Colin Macilwain concluded that the only way to obtain a better return on health research and medical expenditures is to change the way the industry operates. He suggested that intellectual property law and regulation have too firm a grip on the biological sciences:
This tightening is what the industry wanted — it has bolstered profits and reduced drug piracy — but there is little evidence that it has increased the flow of innovative therapies.
© 2011 Colin Macilwain, Pharmaceutical industry must take its medicine, Nature 470(7333): 141 (10 February 2011)
Big Pharma’s sneaky ways
I go further than Macilwain. I know from experience as an antitrust attorney that Big Pharma abuses a combination of patent law and Food and Drug Administration regulations to repress drug development by competing, smaller manufacturers. These abuses restrict the flow of helpful, cheaper drugs into the marketplace.
Unfortunately,
(i) the Patent Office has cooperated in this trend by issuing patents that are, according to the original intent of patent law, legally and biologically indefensible;
(ii) most judges and lawyers are too scientifically ignorant to see through the misstatements that the industry likes to foist on the courts;
and
(iii) wherever necessary, Big Pharma buys favorable law, agency regulations, and lackadaisical enforcement.
Closing questions
Do you still want to give these wallet-pickers taxpayer-funded scientific research?
Are you also willing to let them parasitize the work of usually under-funded biomedical entrepreneurs, who do the real work of discovery?
Big Pharma — instant plutocrats from a bottle
Giant pharmaceutical corporations have managed to turn the most fundamentally good aspects of science and capitalism upside down.
Big Pharma has achieved a parasitic relationship with the American public.
In one sense, parasitism is the capitalistic profit-making ideal, but it certainly does not work to the public’s benefit.
One way to squash the blood-sucking Big out of Pharma
Given that Big Pharma is riding high on the “gimmes” provided by far too easily acquired patents and effortlessly-manipulated FDA regulations, why don’t we change those rules a bit?

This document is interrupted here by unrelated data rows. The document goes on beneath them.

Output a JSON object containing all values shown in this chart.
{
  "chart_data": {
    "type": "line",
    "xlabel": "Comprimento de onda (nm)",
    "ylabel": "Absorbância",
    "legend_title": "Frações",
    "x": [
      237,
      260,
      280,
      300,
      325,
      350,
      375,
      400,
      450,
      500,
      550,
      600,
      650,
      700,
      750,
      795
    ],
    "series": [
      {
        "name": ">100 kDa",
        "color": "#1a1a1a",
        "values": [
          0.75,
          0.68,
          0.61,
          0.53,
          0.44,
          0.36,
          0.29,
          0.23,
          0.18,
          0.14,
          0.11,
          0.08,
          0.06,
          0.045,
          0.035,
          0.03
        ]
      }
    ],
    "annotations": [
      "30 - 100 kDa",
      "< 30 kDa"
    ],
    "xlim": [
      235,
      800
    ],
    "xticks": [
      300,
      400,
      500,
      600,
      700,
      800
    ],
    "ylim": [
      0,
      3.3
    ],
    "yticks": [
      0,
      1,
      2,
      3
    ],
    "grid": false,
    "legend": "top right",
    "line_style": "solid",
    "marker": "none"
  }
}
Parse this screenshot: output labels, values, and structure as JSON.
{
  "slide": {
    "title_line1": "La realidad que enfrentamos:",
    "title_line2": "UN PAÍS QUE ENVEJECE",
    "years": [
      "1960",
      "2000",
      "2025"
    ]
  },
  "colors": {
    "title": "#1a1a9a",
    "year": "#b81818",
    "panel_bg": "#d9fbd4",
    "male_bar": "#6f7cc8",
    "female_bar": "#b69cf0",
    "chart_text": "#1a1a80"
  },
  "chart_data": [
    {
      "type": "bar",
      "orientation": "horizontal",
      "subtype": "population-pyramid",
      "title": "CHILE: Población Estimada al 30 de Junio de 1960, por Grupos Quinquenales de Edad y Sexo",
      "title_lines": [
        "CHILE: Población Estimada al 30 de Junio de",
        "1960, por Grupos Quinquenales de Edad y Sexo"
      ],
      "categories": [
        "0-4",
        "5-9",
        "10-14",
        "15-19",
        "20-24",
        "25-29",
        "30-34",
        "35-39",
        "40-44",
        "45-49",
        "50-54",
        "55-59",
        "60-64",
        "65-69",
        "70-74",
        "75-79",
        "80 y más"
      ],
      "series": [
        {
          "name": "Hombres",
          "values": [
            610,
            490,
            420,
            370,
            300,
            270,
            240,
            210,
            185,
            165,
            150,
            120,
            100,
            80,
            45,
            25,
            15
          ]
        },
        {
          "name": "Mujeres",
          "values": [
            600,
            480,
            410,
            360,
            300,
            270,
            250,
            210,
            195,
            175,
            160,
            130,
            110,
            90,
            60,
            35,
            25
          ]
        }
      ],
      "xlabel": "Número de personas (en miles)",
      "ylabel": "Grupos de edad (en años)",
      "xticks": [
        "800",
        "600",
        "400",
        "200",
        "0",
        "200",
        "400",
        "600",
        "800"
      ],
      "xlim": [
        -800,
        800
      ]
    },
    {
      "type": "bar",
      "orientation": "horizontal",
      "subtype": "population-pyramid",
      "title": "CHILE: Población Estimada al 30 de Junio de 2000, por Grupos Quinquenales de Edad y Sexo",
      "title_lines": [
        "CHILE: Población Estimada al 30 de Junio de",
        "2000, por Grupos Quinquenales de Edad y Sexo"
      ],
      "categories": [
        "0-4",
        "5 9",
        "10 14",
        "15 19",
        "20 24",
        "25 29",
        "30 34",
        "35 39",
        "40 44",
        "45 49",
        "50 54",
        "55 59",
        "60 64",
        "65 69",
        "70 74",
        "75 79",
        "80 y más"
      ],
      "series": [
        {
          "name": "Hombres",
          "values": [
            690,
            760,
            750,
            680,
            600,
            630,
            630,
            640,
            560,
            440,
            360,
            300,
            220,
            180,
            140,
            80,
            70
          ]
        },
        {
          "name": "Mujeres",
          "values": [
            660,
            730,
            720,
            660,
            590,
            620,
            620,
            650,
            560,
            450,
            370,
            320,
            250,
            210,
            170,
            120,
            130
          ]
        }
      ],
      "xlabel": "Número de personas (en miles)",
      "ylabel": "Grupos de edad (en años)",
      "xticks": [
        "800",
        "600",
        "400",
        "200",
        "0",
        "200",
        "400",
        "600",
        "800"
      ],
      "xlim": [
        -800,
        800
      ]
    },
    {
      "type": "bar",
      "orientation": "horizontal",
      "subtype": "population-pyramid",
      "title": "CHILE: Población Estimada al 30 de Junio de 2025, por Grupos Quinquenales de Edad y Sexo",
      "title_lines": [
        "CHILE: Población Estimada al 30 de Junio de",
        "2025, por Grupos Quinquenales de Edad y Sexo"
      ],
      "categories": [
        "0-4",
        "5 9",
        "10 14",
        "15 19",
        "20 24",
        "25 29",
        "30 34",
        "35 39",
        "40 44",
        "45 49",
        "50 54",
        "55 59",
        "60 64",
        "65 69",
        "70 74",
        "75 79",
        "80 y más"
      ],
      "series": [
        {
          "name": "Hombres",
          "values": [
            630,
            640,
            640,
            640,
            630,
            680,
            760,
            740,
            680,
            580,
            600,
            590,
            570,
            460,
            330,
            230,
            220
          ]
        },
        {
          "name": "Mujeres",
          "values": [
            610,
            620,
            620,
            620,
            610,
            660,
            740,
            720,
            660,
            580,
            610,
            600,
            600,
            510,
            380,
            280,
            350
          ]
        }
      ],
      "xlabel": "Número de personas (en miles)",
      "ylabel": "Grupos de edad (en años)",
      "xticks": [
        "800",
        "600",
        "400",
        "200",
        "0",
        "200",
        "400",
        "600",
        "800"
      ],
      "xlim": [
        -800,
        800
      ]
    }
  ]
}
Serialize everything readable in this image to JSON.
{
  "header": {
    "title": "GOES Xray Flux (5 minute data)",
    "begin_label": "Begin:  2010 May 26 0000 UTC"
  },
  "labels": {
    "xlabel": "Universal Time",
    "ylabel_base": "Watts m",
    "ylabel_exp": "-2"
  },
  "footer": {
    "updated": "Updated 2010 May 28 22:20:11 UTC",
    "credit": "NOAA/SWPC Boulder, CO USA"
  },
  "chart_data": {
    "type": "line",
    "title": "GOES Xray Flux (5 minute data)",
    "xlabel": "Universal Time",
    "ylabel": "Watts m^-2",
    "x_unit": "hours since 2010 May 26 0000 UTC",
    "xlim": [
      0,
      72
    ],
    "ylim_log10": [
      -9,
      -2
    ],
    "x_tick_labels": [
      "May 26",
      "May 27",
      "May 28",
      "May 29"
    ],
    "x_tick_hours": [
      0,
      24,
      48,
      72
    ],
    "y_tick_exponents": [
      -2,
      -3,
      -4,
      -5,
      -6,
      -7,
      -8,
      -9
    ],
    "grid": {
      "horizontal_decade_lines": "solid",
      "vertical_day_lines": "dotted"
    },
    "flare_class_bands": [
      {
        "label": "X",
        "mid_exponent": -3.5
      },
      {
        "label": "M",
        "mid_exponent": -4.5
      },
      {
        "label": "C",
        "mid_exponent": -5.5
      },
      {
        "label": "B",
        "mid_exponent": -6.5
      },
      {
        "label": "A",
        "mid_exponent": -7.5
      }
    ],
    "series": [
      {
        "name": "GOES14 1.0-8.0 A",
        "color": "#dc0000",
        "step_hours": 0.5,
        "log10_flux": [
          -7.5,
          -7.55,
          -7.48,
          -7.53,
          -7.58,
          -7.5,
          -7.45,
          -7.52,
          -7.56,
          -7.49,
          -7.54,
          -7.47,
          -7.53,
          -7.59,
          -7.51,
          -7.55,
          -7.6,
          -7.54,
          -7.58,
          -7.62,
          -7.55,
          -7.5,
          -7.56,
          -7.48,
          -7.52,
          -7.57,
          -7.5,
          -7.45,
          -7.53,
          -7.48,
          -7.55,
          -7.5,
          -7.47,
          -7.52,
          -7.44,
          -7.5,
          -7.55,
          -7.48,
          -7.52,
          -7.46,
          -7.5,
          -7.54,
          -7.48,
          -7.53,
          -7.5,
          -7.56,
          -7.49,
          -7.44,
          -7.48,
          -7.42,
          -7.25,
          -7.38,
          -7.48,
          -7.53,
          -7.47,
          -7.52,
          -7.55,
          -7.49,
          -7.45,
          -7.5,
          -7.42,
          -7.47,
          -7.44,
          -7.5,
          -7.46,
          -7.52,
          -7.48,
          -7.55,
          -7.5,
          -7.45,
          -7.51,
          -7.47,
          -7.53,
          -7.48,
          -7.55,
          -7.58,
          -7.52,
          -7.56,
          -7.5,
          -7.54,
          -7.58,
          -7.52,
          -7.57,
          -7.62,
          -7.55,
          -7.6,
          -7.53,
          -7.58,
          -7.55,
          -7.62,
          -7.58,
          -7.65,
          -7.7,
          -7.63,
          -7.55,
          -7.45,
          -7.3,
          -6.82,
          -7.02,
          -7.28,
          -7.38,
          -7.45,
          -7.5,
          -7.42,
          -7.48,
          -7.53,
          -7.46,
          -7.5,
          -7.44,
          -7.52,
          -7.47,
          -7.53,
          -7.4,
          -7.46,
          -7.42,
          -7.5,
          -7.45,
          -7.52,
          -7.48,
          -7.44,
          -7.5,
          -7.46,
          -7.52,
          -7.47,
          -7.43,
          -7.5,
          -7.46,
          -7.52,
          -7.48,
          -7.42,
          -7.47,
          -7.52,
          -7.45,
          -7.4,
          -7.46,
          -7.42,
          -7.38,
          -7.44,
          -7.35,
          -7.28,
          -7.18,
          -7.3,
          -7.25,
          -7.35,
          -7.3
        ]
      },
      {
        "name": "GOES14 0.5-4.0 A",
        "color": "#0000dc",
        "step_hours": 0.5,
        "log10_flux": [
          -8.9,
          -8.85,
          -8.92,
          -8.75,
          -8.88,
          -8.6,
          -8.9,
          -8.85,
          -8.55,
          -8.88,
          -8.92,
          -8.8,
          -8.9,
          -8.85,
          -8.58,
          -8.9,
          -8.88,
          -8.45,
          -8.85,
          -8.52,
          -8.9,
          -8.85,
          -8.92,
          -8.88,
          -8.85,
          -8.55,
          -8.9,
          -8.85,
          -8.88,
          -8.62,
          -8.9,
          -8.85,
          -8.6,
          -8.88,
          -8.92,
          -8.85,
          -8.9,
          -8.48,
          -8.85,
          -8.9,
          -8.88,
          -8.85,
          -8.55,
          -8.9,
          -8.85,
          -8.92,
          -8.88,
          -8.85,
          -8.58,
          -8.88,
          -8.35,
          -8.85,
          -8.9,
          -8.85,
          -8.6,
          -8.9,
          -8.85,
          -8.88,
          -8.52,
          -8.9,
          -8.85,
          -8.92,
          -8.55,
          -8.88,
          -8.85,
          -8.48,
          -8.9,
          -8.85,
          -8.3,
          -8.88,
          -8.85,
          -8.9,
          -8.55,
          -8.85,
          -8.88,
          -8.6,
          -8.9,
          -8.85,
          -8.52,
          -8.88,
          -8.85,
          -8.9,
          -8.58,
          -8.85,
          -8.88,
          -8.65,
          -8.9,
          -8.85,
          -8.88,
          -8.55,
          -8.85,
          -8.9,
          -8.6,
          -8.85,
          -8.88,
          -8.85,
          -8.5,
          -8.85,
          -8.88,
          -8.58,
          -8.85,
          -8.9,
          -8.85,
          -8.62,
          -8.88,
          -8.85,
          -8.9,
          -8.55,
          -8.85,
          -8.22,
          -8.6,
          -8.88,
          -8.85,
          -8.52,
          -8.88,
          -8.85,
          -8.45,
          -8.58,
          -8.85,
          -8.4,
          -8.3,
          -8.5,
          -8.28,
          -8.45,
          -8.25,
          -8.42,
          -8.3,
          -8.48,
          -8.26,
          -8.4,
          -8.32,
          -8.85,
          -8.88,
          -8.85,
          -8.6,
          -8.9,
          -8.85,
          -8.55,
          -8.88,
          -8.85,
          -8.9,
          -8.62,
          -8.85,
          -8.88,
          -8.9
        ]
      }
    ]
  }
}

And let’s insist that the courts that hear these cases and the attorneys that prosecute and defend them know the scientific basics. Right now most of them only know how to argue hot air’s illusory winds.
We will have to incentivize the people who do the real research and those who take the most significant entrepreneurial risks. Of course that means getting Pharma’s toadies out of government and the courts.
Nothing is easy, is it? But knowing where we want to go is a start.